Bank tax bipartisanship won’t fix budget black hole: Bowen

  • By Andrew Starke

The Turnbull government's proposed tax on Australia's major banks passed its first hurdle on Monday afternoon but the big four and Macquarie look to have won some concessions.

Lower house MPs voted in favour of the 0.6 per cent levy on Westpac, ANZ, Commonwealth Bank, NAB and Macquarie, with the legislation now returning to the upper house where it is expected to be addressed as a matter of urgency.

Parliament is in its final sitting week before breaking on Thursday for the customary six-week winter hiatus. The bank levy will need to pass both houses before then if it is to be implemented from 1 July as proposed.

While Labor supports the tax in theory it spend much of Monday’s debate criticising the government on a number of points around the bank levy.

Government fig leaf

Labor MP for Griffith, Terri Butler, described the bill as a smokescreen for the government's unwillingness to take on the big banks and called for a royal commission.

“As you know, Labor said and made very clear that we would not oppose this bill. But we have also expressed some significant scepticism about the intention and the seriousness with which this government is pursuing this new levy, this new tax, particularly given that the government remains obstinate in refusing to support public calls for a royal commission into the banks,” she told parliament on Monday.

“Instead we have this levy which is really a fig leaf for the government's refusal to take on the banks. Given the projections that have been made, it is a levy that would raise less than would be given back to the big banks through the government's corporate tax cuts, in the event they can be successful in getting their corporate tax cuts into law.”

Shadow Treasurer Chris Bowen said there was “a very significant shortfall” in the government’s numbers with the big four banks plus Macquarie Bank on a post-tax contribution of $1.015 billion – “which falls significantly short of what the Treasurer told us in his budget speech”.

“If you take that over the forward estimates, you get to a $2 billion black hole in the Treasurer's budget. This comes to the matter of competence. This is the point we make,” he told parliament.

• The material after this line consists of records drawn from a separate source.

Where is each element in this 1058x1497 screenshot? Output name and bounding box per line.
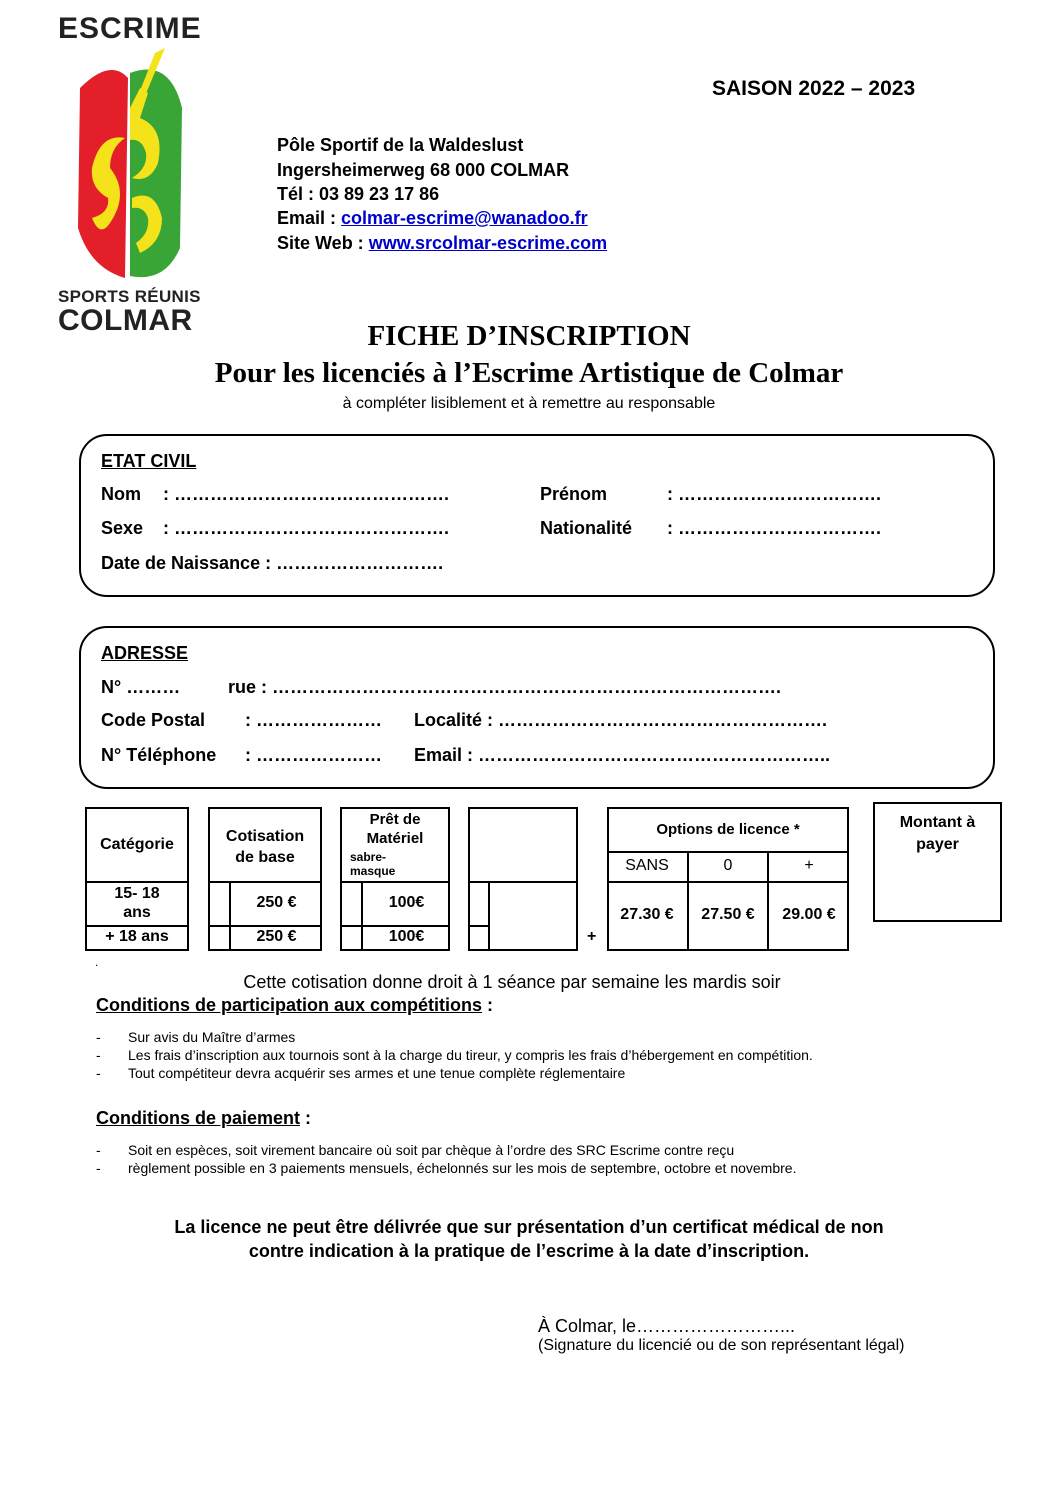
logo-top-text: ESCRIME [58, 12, 202, 45]
club-logo [70, 48, 190, 283]
date-naissance-field[interactable]: Date de Naissance : ………………………. [101, 553, 444, 573]
etat-civil-heading: ETAT CIVIL [101, 451, 197, 471]
contact-address-line1: Pôle Sportif de la Waldeslust [277, 135, 524, 155]
contact-web-row [277, 233, 607, 254]
nom-label: Nom [101, 484, 141, 504]
categorie-header: Catégorie [100, 836, 174, 853]
localite-field[interactable]: Localité : ………………………………………………. [414, 710, 828, 730]
certificat-line1: La licence ne peut être délivrée que sur présentation d’un certificat médical de non [174, 1217, 884, 1237]
seance-note: Cette cotisation donne droit à 1 séance par semaine les mardis soir [243, 972, 781, 992]
nom-field[interactable]: : ………………………………………. [163, 484, 449, 504]
email-label: Email : [277, 208, 342, 228]
signature-place[interactable]: À Colmar, le……………………... [538, 1316, 796, 1336]
options-header: Options de licence * [656, 821, 800, 838]
contact-phone: Tél : 03 89 23 17 86 [277, 184, 440, 204]
rue-field[interactable]: rue : …………………………………………………………………………. [228, 677, 782, 697]
competitions-heading-row: Conditions de participation aux compétitions : [96, 995, 494, 1015]
web-label: Site Web : [277, 233, 369, 253]
logo-bottom-line1: SPORTS RÉUNIS [58, 287, 201, 306]
option-sans-price[interactable]: 27.30 € [620, 906, 674, 923]
form-subtitle: Pour les licenciés à l’Escrime Artistique de Colmar [214, 357, 844, 389]
cotisation-header: Cotisation de base [225, 828, 305, 866]
web-link[interactable]: www.srcolmar-escrime.com [368, 233, 608, 253]
logo-bottom-line2: COLMAR [58, 304, 193, 337]
contact-email-row [277, 208, 588, 229]
sexe-label: Sexe [101, 518, 144, 538]
cotisation-row2: 250 € [256, 928, 297, 945]
pret-subheader: sabre- masque [350, 850, 396, 878]
categorie-row2: + 18 ans [105, 928, 169, 945]
competitions-heading: Conditions de participation aux compétitions [96, 995, 483, 1015]
email-field[interactable]: Email : ………………………………………………….. [414, 745, 831, 765]
form-instruction: à compléter lisiblement et à remettre au responsable [342, 395, 716, 412]
stray-dot: . [95, 955, 99, 969]
cotisation-checkbox-1[interactable] [212, 885, 227, 923]
code-postal-field[interactable]: : ………………… [245, 710, 382, 730]
prenom-label: Prénom [540, 484, 608, 504]
montant-label: Montant à payer [899, 814, 976, 853]
numero-field[interactable]: N° ……… [101, 677, 181, 697]
pret-row1: 100€ [388, 894, 425, 911]
form-title: FICHE D’INSCRIPTION [367, 320, 691, 352]
nationalite-label: Nationalité [540, 518, 633, 538]
telephone-label: N° Téléphone [101, 745, 217, 765]
paiement-heading: Conditions de paiement [96, 1108, 301, 1128]
pret-header: Prêt de Matériel [366, 811, 424, 847]
empty-column [468, 807, 578, 951]
categorie-row1: 15- 18 ans [114, 885, 160, 921]
option-zero-price[interactable]: 27.50 € [701, 906, 755, 923]
contact-address-line2: Ingersheimerweg 68 000 COLMAR [277, 160, 570, 180]
pret-row2: 100€ [388, 928, 425, 945]
pret-checkbox-2[interactable] [344, 929, 359, 949]
prenom-field[interactable]: : ……………………………. [667, 484, 881, 504]
option-zero: 0 [723, 857, 733, 874]
cotisation-row1: 250 € [256, 894, 297, 911]
certificat-line2: contre indication à la pratique de l’escrime à la date d’inscription. [248, 1241, 810, 1261]
option-plus-price[interactable]: 29.00 € [782, 906, 836, 923]
code-postal-label: Code Postal [101, 710, 206, 730]
signature-note: (Signature du licencié ou de son représentant légal) [538, 1337, 905, 1354]
email-link[interactable]: colmar-escrime@wanadoo.fr [341, 208, 588, 228]
plus-sign: + [587, 928, 597, 945]
sexe-field[interactable]: : ………………………………………. [163, 518, 449, 538]
adresse-heading: ADRESSE [101, 643, 189, 663]
telephone-field[interactable]: : ………………… [245, 745, 382, 765]
option-plus: + [804, 857, 814, 874]
paiement-heading-row: Conditions de paiement : [96, 1108, 312, 1128]
nationalite-field[interactable]: : ……………………………. [667, 518, 881, 538]
option-sans: SANS [625, 857, 669, 874]
pret-checkbox-1[interactable] [344, 885, 359, 923]
season-label: SAISON 2022 – 2023 [712, 77, 916, 100]
cotisation-checkbox-2[interactable] [212, 929, 227, 949]
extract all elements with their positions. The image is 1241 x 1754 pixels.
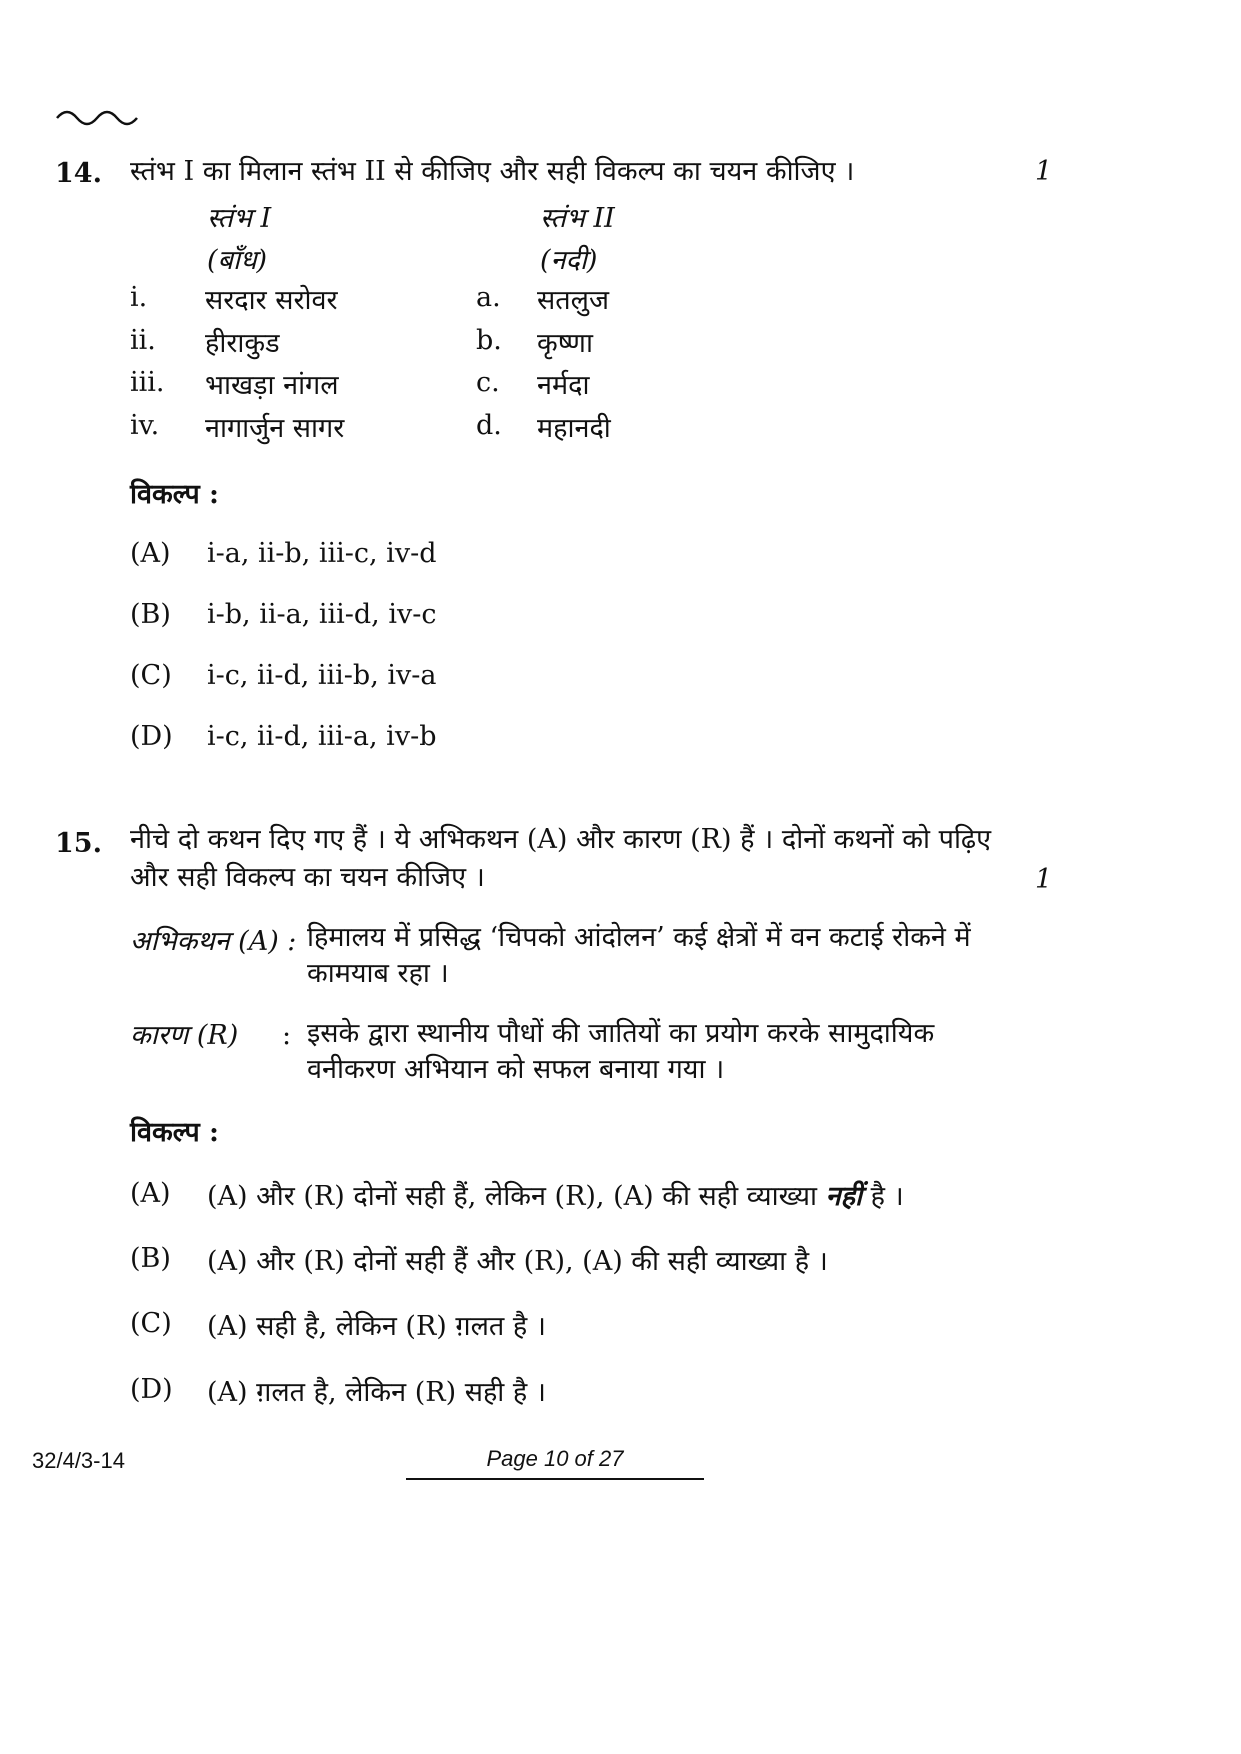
row-4-letter: d. [476,410,502,441]
options-heading-14: विकल्प : [130,479,220,510]
row-3-letter: c. [476,367,500,398]
question-14-text: स्तंभ I का मिलान स्तंभ II से कीजिए और सही विकल्प का चयन कीजिए । [130,156,855,187]
row-3-dam: भाखड़ा नांगल [205,370,339,401]
option-15-b-text[interactable]: (A) और (R) दोनों सही हैं और (R), (A) की सही व्याख्या है । [207,1246,828,1277]
assertion-line-2: कामयाब रहा । [307,958,449,989]
option-14-c-label[interactable]: (C) [130,660,172,691]
option-15-a-emphasis: नहीं [825,1181,862,1212]
marks-14: 1 [1035,156,1053,187]
option-15-c-text[interactable]: (A) सही है, लेकिन (R) ग़लत है । [207,1311,547,1342]
reason-label: कारण (R) [130,1020,239,1051]
option-14-d-text[interactable]: i-c, ii-d, iii-a, iv-b [207,721,437,752]
marks-15: 1 [1035,864,1053,895]
column-2-subheading: (नदी) [540,245,598,276]
reason-line-1: इसके द्वारा स्थानीय पौधों की जातियों का प्रयोग करके सामुदायिक [307,1018,935,1049]
row-1-river: सतलुज [537,285,609,316]
page-number: Page 10 of 27 [486,1446,624,1471]
option-14-d-label[interactable]: (D) [130,721,173,752]
assertion-label: अभिकथन (A) : [130,926,297,957]
question-number-14: 14. [55,158,102,189]
option-15-a-label[interactable]: (A) [130,1178,171,1209]
row-2-river: कृष्णा [537,328,593,359]
row-4-dam: नागार्जुन सागर [205,413,345,444]
column-1-subheading: (बाँध) [207,245,268,276]
row-1-dam: सरदार सरोवर [205,285,338,316]
reason-colon: : [282,1020,292,1051]
row-2-number: ii. [130,325,156,356]
option-15-c-label[interactable]: (C) [130,1308,172,1339]
row-4-number: iv. [130,410,160,441]
assertion-line-1: हिमालय में प्रसिद्ध ‘चिपको आंदोलन’ कई क्षेत्रों में वन कटाई रोकने में [307,922,971,953]
option-14-a-text[interactable]: i-a, ii-b, iii-c, iv-d [207,538,437,569]
option-15-b-label[interactable]: (B) [130,1243,171,1274]
options-heading-15: विकल्प : [130,1117,220,1148]
option-14-c-text[interactable]: i-c, ii-d, iii-b, iv-a [207,660,437,691]
column-1-heading: स्तंभ I [207,203,272,234]
row-2-letter: b. [476,325,502,356]
question-15-line-1: नीचे दो कथन दिए गए हैं । ये अभिकथन (A) और कारण (R) हैं । दोनों कथनों को पढ़िए [130,824,992,855]
row-2-dam: हीराकुड [205,328,280,359]
option-15-a-text-end: है । [870,1181,904,1212]
footer-divider [406,1478,704,1480]
option-15-d-text[interactable]: (A) ग़लत है, लेकिन (R) सही है । [207,1377,547,1408]
question-number-15: 15. [55,828,102,859]
option-14-b-label[interactable]: (B) [130,599,171,630]
question-15-line-2: और सही विकल्प का चयन कीजिए । [130,862,485,893]
column-2-heading: स्तंभ II [540,203,615,234]
paper-code: 32/4/3-14 [32,1448,125,1473]
option-14-b-text[interactable]: i-b, ii-a, iii-d, iv-c [207,599,437,630]
row-3-number: iii. [130,367,165,398]
reason-line-2: वनीकरण अभियान को सफल बनाया गया । [307,1054,725,1085]
row-4-river: महानदी [537,413,611,444]
row-1-letter: a. [476,282,501,313]
row-1-number: i. [130,282,148,313]
option-15-a-text-start: (A) और (R) दोनों सही हैं, लेकिन (R), (A) की सही व्याख्या [207,1181,818,1212]
option-14-a-label[interactable]: (A) [130,538,171,569]
option-15-a-text[interactable] [207,1176,904,1213]
row-3-river: नर्मदा [537,370,590,401]
option-15-d-label[interactable]: (D) [130,1374,173,1405]
wave-mark-icon [55,100,145,130]
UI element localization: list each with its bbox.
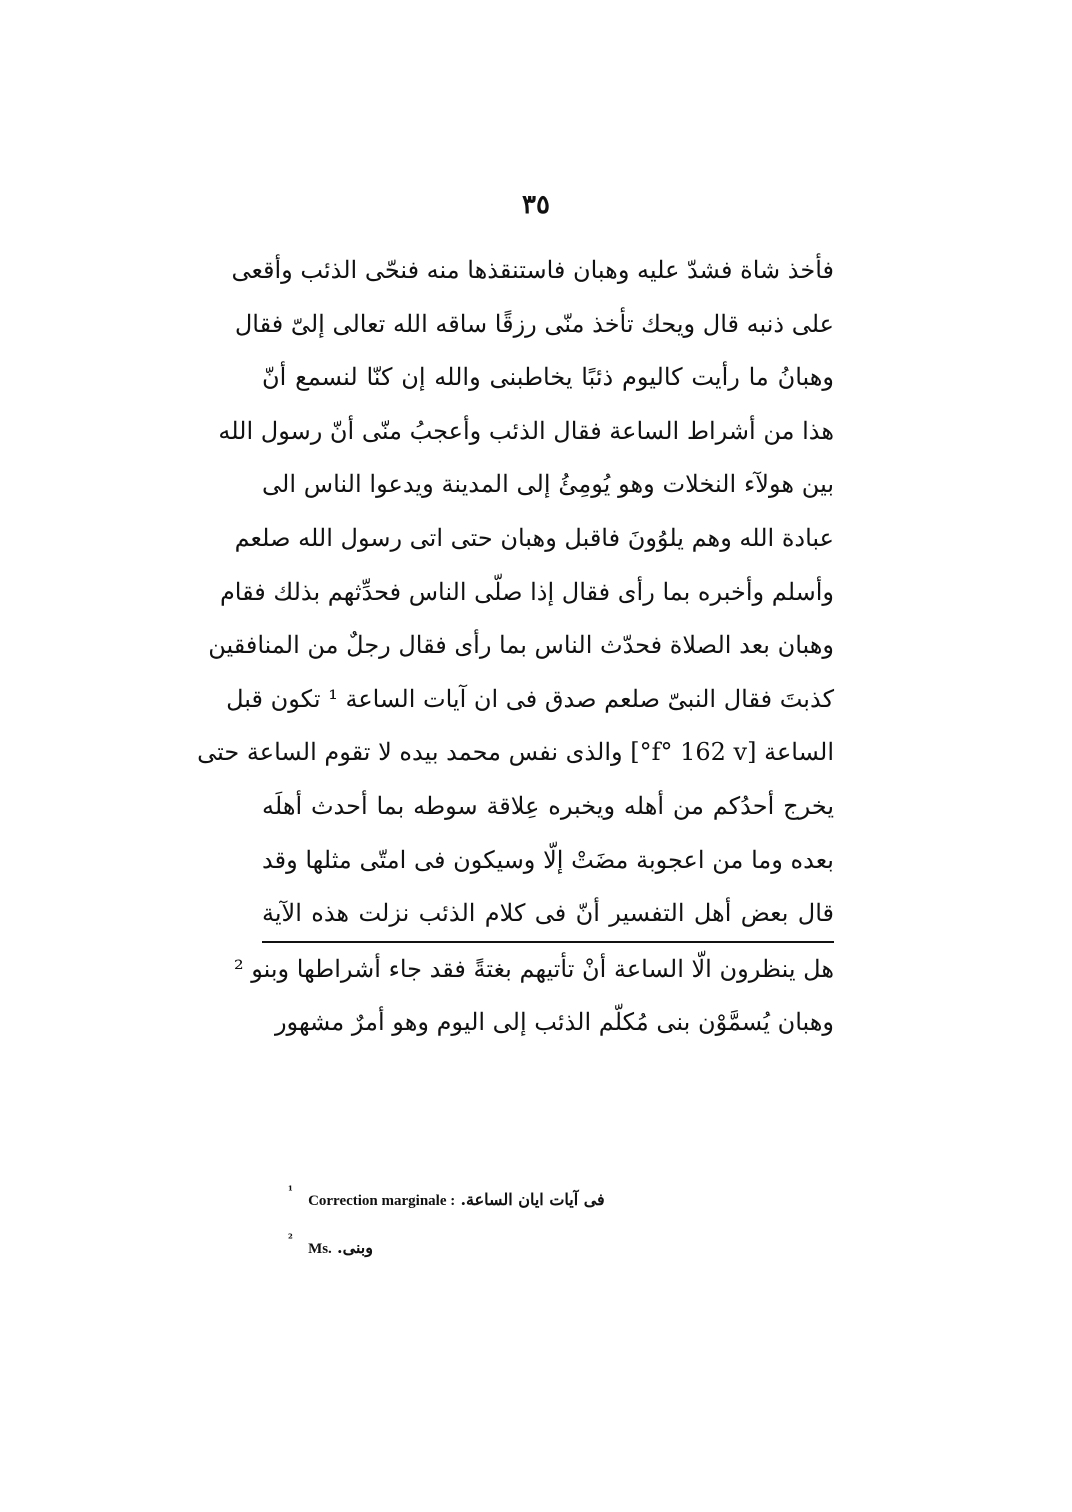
footnote-arabic: فى آيات ايان الساعة. [460, 1190, 605, 1209]
text-line: بعده وما من اعجوبة مضَتْ إلّا وسيكون فى امتّى مثلها وقد [262, 845, 834, 874]
text-line: بين هولآء النخلات وهو يُومِئُ إلى المدينة ويدعوا الناس الى [262, 470, 834, 499]
text-line: عبادة الله وهم يلوُونَ فاقبل وهبان حتى اتى رسول الله صلعم [234, 523, 834, 552]
footnote-1 [288, 1176, 688, 1224]
footnote-label: Correction marginale : [308, 1193, 456, 1209]
footnote-mark: ¹ [288, 1184, 293, 1197]
text-line: يخرج أحدُكم من أهله ويخبره عِلاقة سوطه بما أحدث أهلَه [262, 791, 834, 820]
text-line-underlined: قال بعض أهل التفسير أنّ فى كلام الذئب نزلت هذه الآية [262, 887, 834, 943]
text-line: على ذنبه قال ويحك تأخذ منّى رزقًا ساقه الله تعالى إلىّ فقال [234, 309, 834, 338]
footnote-label: Ms. [308, 1241, 332, 1257]
footnote-2 [288, 1224, 688, 1272]
page-number: ٣٥ [522, 190, 550, 220]
text-line: هل ينظرون الّا الساعة أنْ تأتيهم بغتةً فقد جاء أشراطها وبنو ² [233, 954, 834, 983]
text-line: الساعة [f° 162 v°] والذى نفس محمد بيده لا تقوم الساعة حتى [197, 738, 834, 767]
text-line: وهبانُ ما رأيت كاليوم ذئبًا يخاطبنى والله إن كنّا لنسمع أنّ [262, 363, 834, 392]
footnotes [288, 1176, 688, 1272]
text-line: وهبان بعد الصلاة فحدّث الناس بما رأى فقال رجلٌ من المنافقين [208, 631, 834, 660]
text-line: كذبتَ فقال النبىّ صلعم صدق فى ان آيات الساعة ¹ تكون قبل [226, 684, 834, 713]
text-line: وهبان يُسمَّوْن بنى مُكلّم الذئب إلى اليوم وهو أمرٌ مشهور [274, 1008, 834, 1037]
text-line: فأخذ شاة فشدّ عليه وهبان فاستنقذها منه فنحّى الذئب وأقعى [231, 256, 834, 284]
footnote-arabic: وبنى. [337, 1238, 373, 1257]
footnote-mark: ² [288, 1232, 293, 1245]
main-text [197, 244, 834, 1050]
text-line: وأسلم وأخبره بما رأى فقال إذا صلّى الناس فحدِّثهم بذلك فقام [219, 577, 834, 606]
text-line: هذا من أشراط الساعة فقال الذئب وأعجبُ منّى أنّ رسول الله [218, 416, 834, 445]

“We sometimes get pleas for more bipartisanship, but, when the Labor Party offers the government bipartisanship, time and time again we see the implementation being bungled. The fact of the matter is it is now incontrovertibly the case that the Treasurer has a black hole on his hands.”

Chest-beating tough guys

Bowen added that the Treasurer should be honest about the tax being borne by consumers.

“The Prime Minister and the Treasurer have been out there beating their chests, being 'Mr Tough Guy' and saying that it would not be passed onto consumers, that they would be very angry with the banks if they attempted to pass it on to the consumers and that the ACCC was empowered to deal with it,” he said.

“When we had a bank levy, which was, admittedly, 10 times smaller than the Treasurer's bank levy, we were upfront about the fact that it might be passed. The Treasurer continues to deny it, but his Treasury officials are more honest.”

According to the Senate committee report, tabled in parliament on Monday following a public hearing in Canberra on Friday, "on the basis of the evidence provided, the committee considers that the proposed levy will contribute to the budget repair process, assist in making retail banking services more competitive, and will not undermine the stability of the financial system.”

While recommending that the Bill be passed, the committee added that a review be conducted by the Senate Economics Legislation Committee in a minimum of two years to examine: the efficacy of the policy in fulfilling its stated objectives; the effect on competition in the Australian banking market; and whether the levy is required in perpetuity, including the need for a further review at the time the stated objective of the levy is achieved; that is when the budget has been 'repaired'.

Macquarie, foreign banks

The committee also recommended that Treasury “provide greater explanation as to the rationale for the method of liability calculation which presently excludes foreign banks, and specifically provide an explanation as to why Macquarie Bank is subject to the levy while foreign based competitors are not”.

The Australian Bankers’ Association on Monday welcomed the Senate Economics Legislation Committee report on the major bank levy.

“The Committee has made a number of recommendations which recognise that the consultation process was truncated,” ABA chief executive Anna Bligh said. “The ABA supports the Committee’s recommendation for a Parliamentary review in two years’ time to examine the impacts of the tax, including if it is appropriate to introduce a sunset clause once the Budget is in surplus.

“This review was recommended by a number of banks and I’m pleased to see the Committee take the concerns of affected banks seriously. We urge the Federal Government to more fully investigate the issue of double taxation, as recommended by the Committee, to ensure that Australian banks are not disadvantaged when they compete offshore.”

UPDATE: The bank levy passed the Senate late on Monday night.